Rupee may fall further to 82.20
“Stronger US consumer confidence and durable goods orders have pushed the American currency higher. US 10-year bond yield touched 4%, adding to the gains in the dollar. Hawkish statements from various Fed members too have supported the rally in the dollar. Amid RBI policy, we expect Rupee to decline further to 82.20 on spot. RBI is likely to increase rates higher by 50 bps,” said Jigar Trivedi, Senior Analyst – Currency & Commodity, Reliance Securities told FinancialExpress.com.
More weakness in Rupee ahead
“Weakness in the Chinese yuan and delay of India’s bond inclusion in the JP Morgan EM Bond Index weighed on the rupee in early trade today. The depreciation in the Chinese yuan, a stronger dollar index and foreign fund outflows could further weigh on the local unit in the near term. We believe the rupee could slip below 82 and may fall to 82.90 if the situation doesn’t improve while on the downside 81 will act as support,” Dilip Parmar, Research Analyst, HDFC Securities told FinancialExpress.com.

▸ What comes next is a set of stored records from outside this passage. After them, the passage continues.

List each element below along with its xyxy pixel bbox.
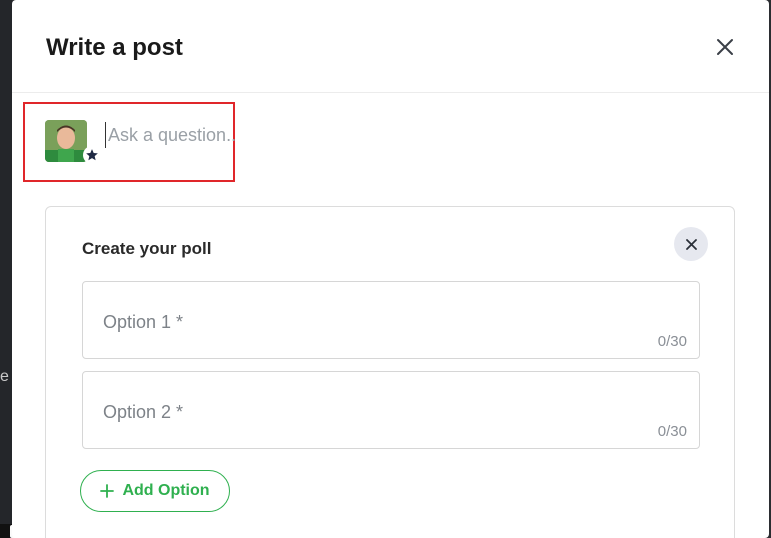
add-option-button[interactable]: Add Option [80, 470, 230, 512]
poll-option-input[interactable] [103, 310, 643, 334]
close-icon [685, 238, 697, 250]
background-text: e [0, 368, 9, 385]
write-post-modal: Write a post Create your poll [12, 0, 769, 538]
add-option-label: Add Option [122, 482, 210, 499]
post-composer [23, 102, 236, 182]
poll-title: Create your poll [82, 239, 212, 258]
poll-option-field: 0/30 [82, 371, 700, 449]
poll-option-field: 0/30 [82, 281, 700, 359]
remove-poll-button[interactable] [674, 227, 708, 261]
ask-question-input[interactable] [105, 122, 236, 148]
background-panel [0, 0, 12, 538]
character-counter: 0/30 [657, 333, 687, 350]
user-avatar [45, 120, 87, 162]
plus-icon [100, 484, 115, 498]
modal-title: Write a post [46, 34, 183, 61]
star-icon [86, 149, 98, 161]
avatar-badge [83, 146, 101, 164]
character-counter: 0/30 [657, 423, 687, 440]
close-icon [717, 39, 733, 55]
poll-option-input[interactable] [103, 400, 643, 424]
close-modal-button[interactable] [712, 34, 738, 60]
poll-card: Create your poll 0/30 0/30 Add Option [45, 206, 735, 538]
modal-header: Write a post [12, 0, 769, 93]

Importers can buy all dips as dollar remains King
“USDINR rises to 81.83 as US 10-year rises to nearly 4% on hawkish comments from US FED officials. The US dollar index also rose higher to 114.55 as Euro and GBP fell from their recent highs. The Asian currencies were all trading lower to the dollar as IDR fell to 15205, CNH to 7.22 and KRW to 1439. Equities over Asia were down after the Dow fell overnight on the hawkish comments. SGX nifty was trading down by 112 points. The range is expected to be between 81.50 to 82.00 for the day. Exporters are to continue to hold their export proceeds with a stop at 81.30 while importers will have to buy all dips as the dollar remains the King amongst all currencies,” said Anil Kumar Bhansali, Head of Treasury, Finrex Treasury Advisors.
(The recommendations in this story are by the respective research analysts and brokerage firms. FinancialExpress.com does not bear any responsibility for their investment advice. Capital markets investments are subject to rules and regulations. Please consult your investment advisor before investing.)